Die Union erwägt, auch Bundeskanzler Gerhard Schröder durch den Visa-Untersuchungsausschuss des Bundestags vernehmen zu lassen.

HB BERLIN. Der stellvertretende Unions-Fraktionschef Wolfgang Bosbach sagte der "Berliner Zeitung", eine Ladung Schröders sei denkbar. "Das kann man nicht ausschließen." Da Innenminister Otto Schily und Außenminister Joschka Fischer sich in der Visa-Politik zerstritten hätten, sei davon auszugehen, dass auch der Kanzler mit dem Thema befasst gewesen sei.

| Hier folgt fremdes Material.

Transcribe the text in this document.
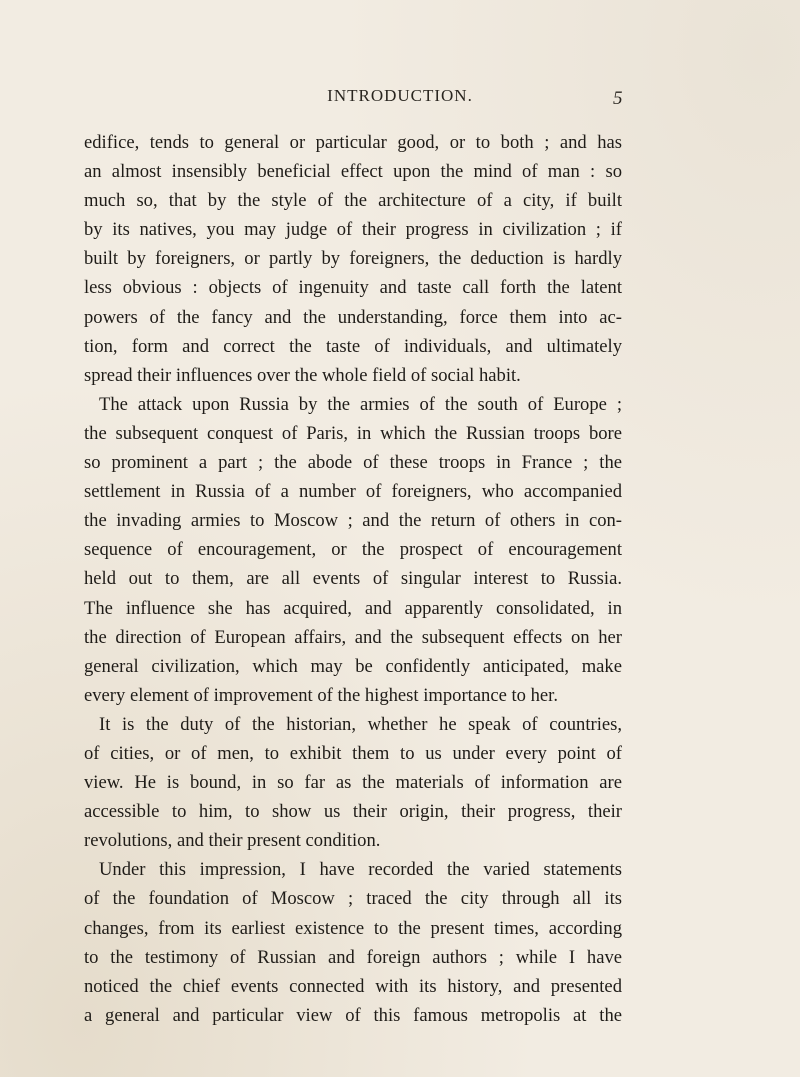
INTRODUCTION.	5
edifice, tends to general or particular good, or to both ; and has
an almost insensibly beneficial effect upon the mind of man : so
much so, that by the style of the architecture of a city, if built
by its natives, you may judge of their progress in civilization ; if
built by foreigners, or partly by foreigners, the deduction is hardly
less obvious : objects of ingenuity and taste call forth the latent
powers of the fancy and the understanding, force them into ac-
tion, form and correct the taste of individuals, and ultimately
spread their influences over the whole field of social habit.
The attack upon Russia by the armies of the south of Europe ;
the subsequent conquest of Paris, in which the Russian troops bore
so prominent a part ; the abode of these troops in France ; the
settlement in Russia of a number of foreigners, who accompanied
the invading armies to Moscow ; and the return of others in con-
sequence of encouragement, or the prospect of encouragement
held out to them, are all events of singular interest to Russia.
The influence she has acquired, and apparently consolidated, in
the direction of European affairs, and the subsequent effects on her
general civilization, which may be confidently anticipated, make
every element of improvement of the highest importance to her.
It is the duty of the historian, whether he speak of countries,
of cities, or of men, to exhibit them to us under every point of
view. He is bound, in so far as the materials of information are
accessible to him, to show us their origin, their progress, their
revolutions, and their present condition.
Under this impression, I have recorded the varied statements
of the foundation of Moscow ; traced the city through all its
changes, from its earliest existence to the present times, according
to the testimony of Russian and foreign authors ; while I have
noticed the chief events connected with its history, and presented
a general and particular view of this famous metropolis at the
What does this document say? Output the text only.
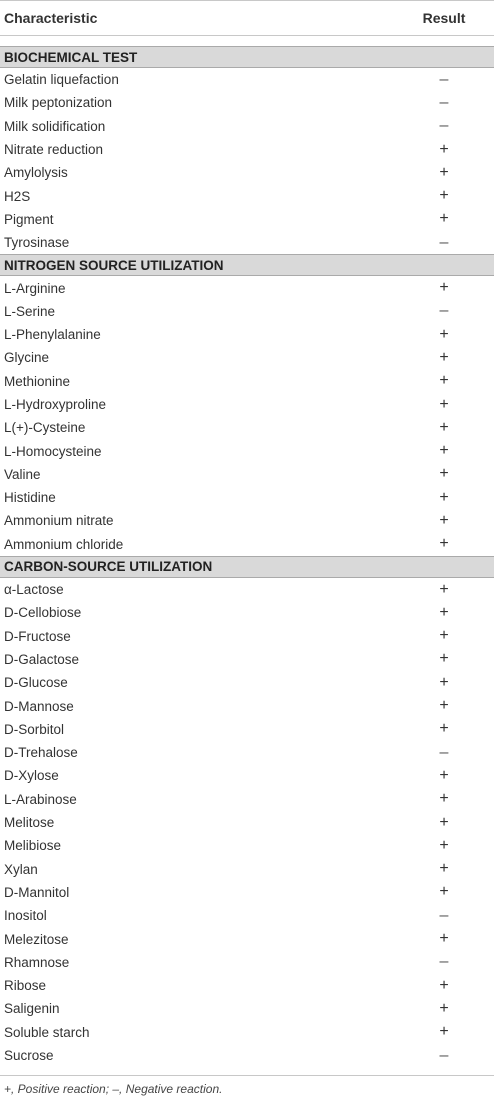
Characteristic	Result
BIOCHEMICAL TEST
Gelatin liquefaction	–
Milk peptonization	–
Milk solidification	–
Nitrate reduction	+
Amylolysis	+
H2S	+
Pigment	+
Tyrosinase	–
NITROGEN SOURCE UTILIZATION
L-Arginine	+
L-Serine	–
L-Phenylalanine	+
Glycine	+
Methionine	+
L-Hydroxyproline	+
L(+)-Cysteine	+
L-Homocysteine	+
Valine	+
Histidine	+
Ammonium nitrate	+
Ammonium chloride	+
CARBON-SOURCE UTILIZATION
α-Lactose	+
D-Cellobiose	+
D-Fructose	+
D-Galactose	+
D-Glucose	+
D-Mannose	+
D-Sorbitol	+
D-Trehalose	–
D-Xylose	+
L-Arabinose	+
Melitose	+
Melibiose	+
Xylan	+
D-Mannitol	+
Inositol	–
Melezitose	+
Rhamnose	–
Ribose	+
Saligenin	+
Soluble starch	+
Sucrose	–
+, Positive reaction; –, Negative reaction.
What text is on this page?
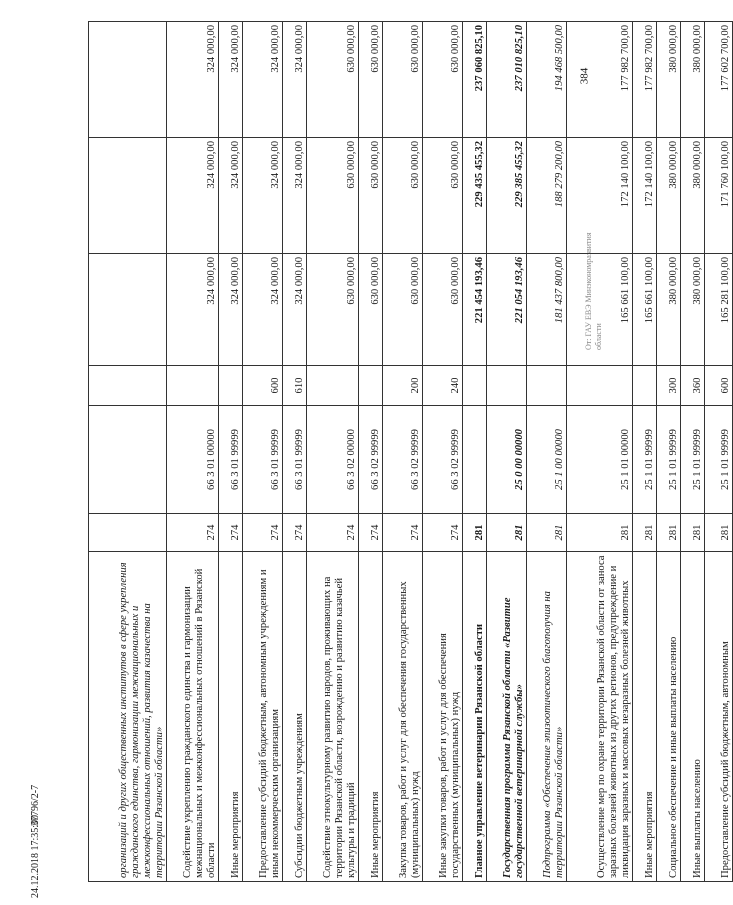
384
От: ГАУ ЕВЭ Минэкономразвития области
организаций и других общественных институтов в сфере укрепления гражданского единства, гармонизации межнациональных и межконфессиональных отношений, развития казачества на территории Рязанской области»						
Содействие укреплению гражданского единства и гармонизации межнациональных и межконфессиональных отношений в Рязанской области	274	66 3 01 00000		324 000,00	324 000,00	324 000,00
Иные мероприятия	274	66 3 01 99999		324 000,00	324 000,00	324 000,00
Предоставление субсидий бюджетным, автономным учреждениям и иным некоммерческим организациям	274	66 3 01 99999	600	324 000,00	324 000,00	324 000,00
Субсидии бюджетным учреждениям	274	66 3 01 99999	610	324 000,00	324 000,00	324 000,00
Содействие этнокультурному развитию народов, проживающих на территории Рязанской области, возрождению и развитию казачьей культуры и традиций	274	66 3 02 00000		630 000,00	630 000,00	630 000,00
Иные мероприятия	274	66 3 02 99999		630 000,00	630 000,00	630 000,00
Закупка товаров, работ и услуг для обеспечения государственных (муниципальных) нужд	274	66 3 02 99999	200	630 000,00	630 000,00	630 000,00
Иные закупки товаров, работ и услуг для обеспечения государственных (муниципальных) нужд	274	66 3 02 99999	240	630 000,00	630 000,00	630 000,00
Главное управление ветеринарии Рязанской области	281			221 454 193,46	229 435 455,32	237 060 825,10
Государственная программа Рязанской области «Развитие государственной ветеринарной службы»	281	25 0 00 00000		221 054 193,46	229 385 455,32	237 010 825,10
Подпрограмма «Обеспечение эпизоотического благополучия на территории Рязанской области»	281	25 1 00 00000		181 437 800,00	188 279 200,00	194 468 500,00
Осуществление мер по охране территории Рязанской области от заноса заразных болезней животных из других регионов, предупреждение и ликвидация заразных и массовых незаразных болезней животных	281	25 1 01 00000		165 661 100,00	172 140 100,00	177 982 700,00
Иные мероприятия	281	25 1 01 99999		165 661 100,00	172 140 100,00	177 982 700,00
Социальное обеспечение и иные выплаты населению	281	25 1 01 99999	300	380 000,00	380 000,00	380 000,00
Иные выплаты населению	281	25 1 01 99999	360	380 000,00	380 000,00	380 000,00
Предоставление субсидий бюджетным, автономным	281	25 1 01 99999	600	165 281 100,00	171 760 100,00	177 602 700,00
24.12.2018 17:35:00
37796/2-7
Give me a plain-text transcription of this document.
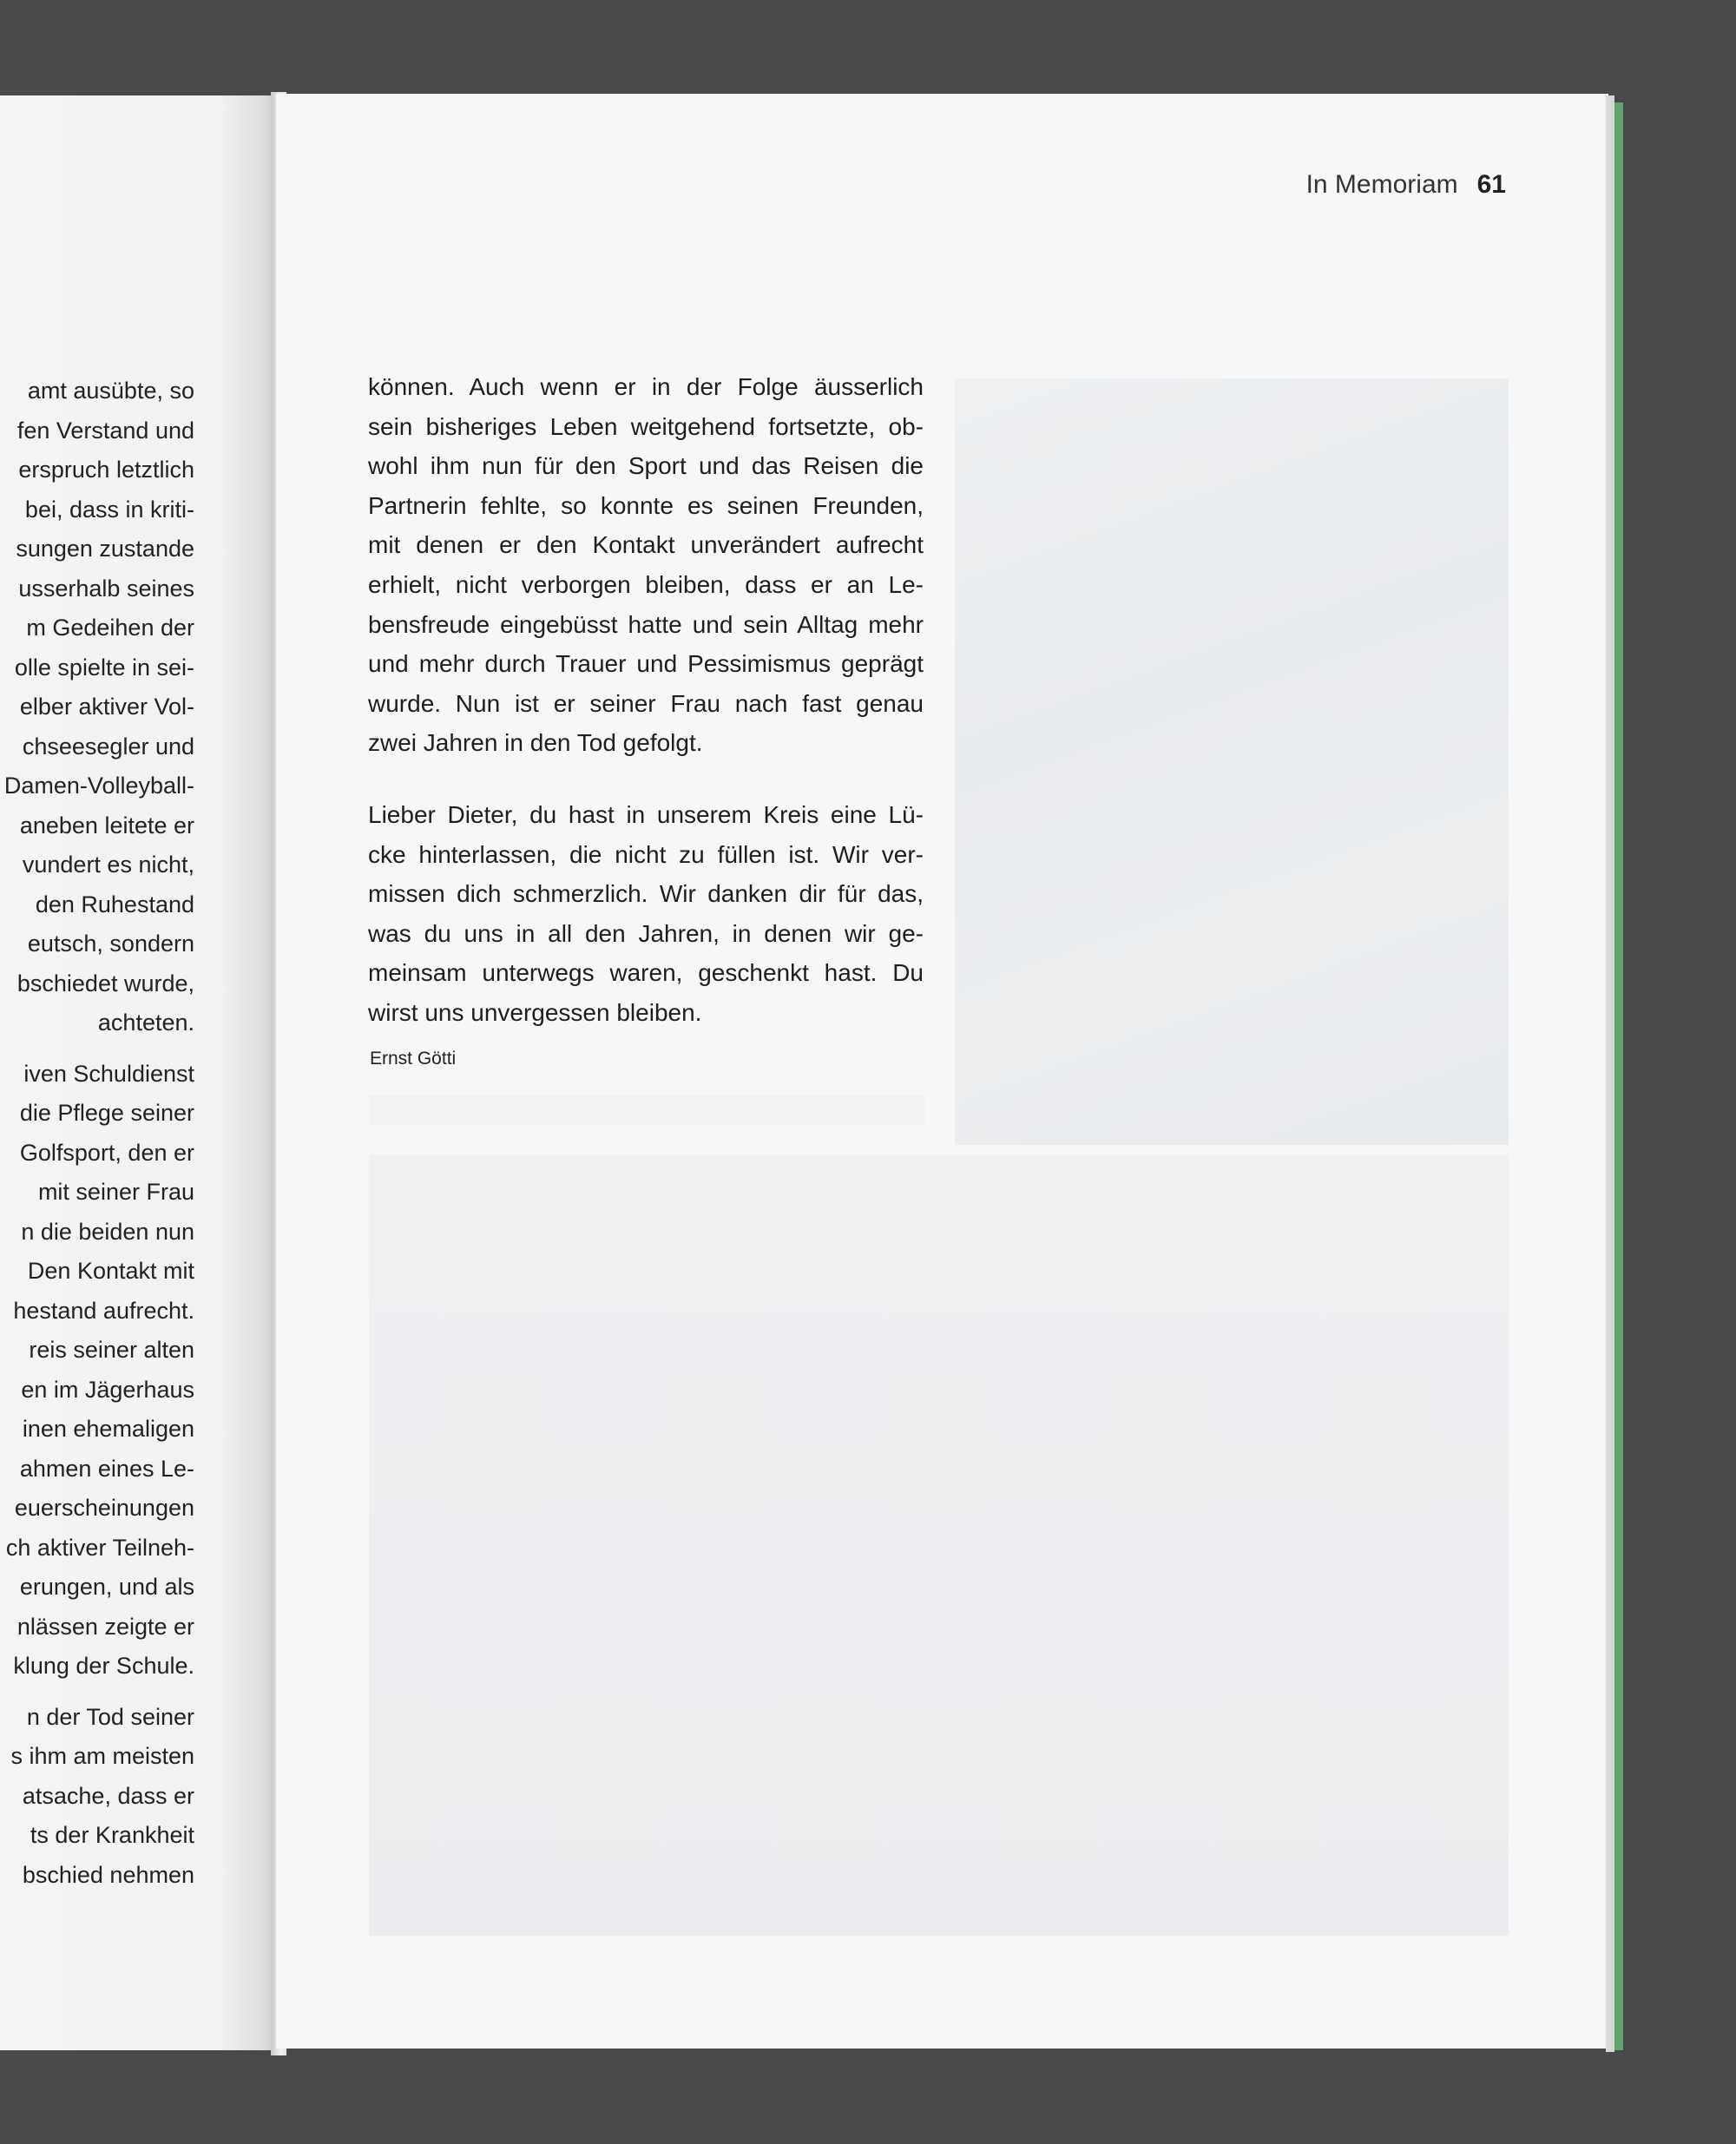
amt ausübte, so
fen Verstand und
erspruch letztlich
bei, dass in kriti-
sungen zustande
usserhalb seines
m Gedeihen der
olle spielte in sei-
elber aktiver Vol-
chseesegler und
Damen-Volleyball-
aneben leitete er
vundert es nicht,
den Ruhestand
eutsch, sondern
bschiedet wurde,
achteten.
iven Schuldienst
die Pflege seiner
Golfsport, den er
mit seiner Frau
n die beiden nun
Den Kontakt mit
hestand aufrecht.
reis seiner alten
en im Jägerhaus
inen ehemaligen
ahmen eines Le-
euerscheinungen
ch aktiver Teilneh-
erungen, und als
nlässen zeigte er
klung der Schule.
n der Tod seiner
s ihm am meisten
atsache, dass er
ts der Krankheit
bschied nehmen
In Memoriam 61
können. Auch wenn er in der Folge äusserlich
sein bisheriges Leben weitgehend fortsetzte, ob-
wohl ihm nun für den Sport und das Reisen die
Partnerin fehlte, so konnte es seinen Freunden,
mit denen er den Kontakt unverändert aufrecht
erhielt, nicht verborgen bleiben, dass er an Le-
bensfreude eingebüsst hatte und sein Alltag mehr
und mehr durch Trauer und Pessimismus geprägt
wurde. Nun ist er seiner Frau nach fast genau
zwei Jahren in den Tod gefolgt.
Lieber Dieter, du hast in unserem Kreis eine Lü-
cke hinterlassen, die nicht zu füllen ist. Wir ver-
missen dich schmerzlich. Wir danken dir für das,
was du uns in all den Jahren, in denen wir ge-
meinsam unterwegs waren, geschenkt hast. Du
wirst uns unvergessen bleiben.
Ernst Götti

Das Bundesverfassungsgericht hatte am Mittwoch auf Antrag von Union und FDP entschieden, dass der Untersuchungsausschuss bis zu einer Auflösung des Bundestags durch Bundespräsident Horst Köhler die Zeugenvernehmung fortsetzen muss.

Die Opposition wirft der Bundesregierung vor, nach dem Regierungswechsel 1998 die Visa-Politik gelockert und damit den massenhaften Missbrauch deutscher Einreise-Visa an der deutschen Botschaft in der Ukraine erleichtert zu haben. Außenminister Fischer verlor durch die Visa-Affäre in Umfragen drastisch an Beliebtheit.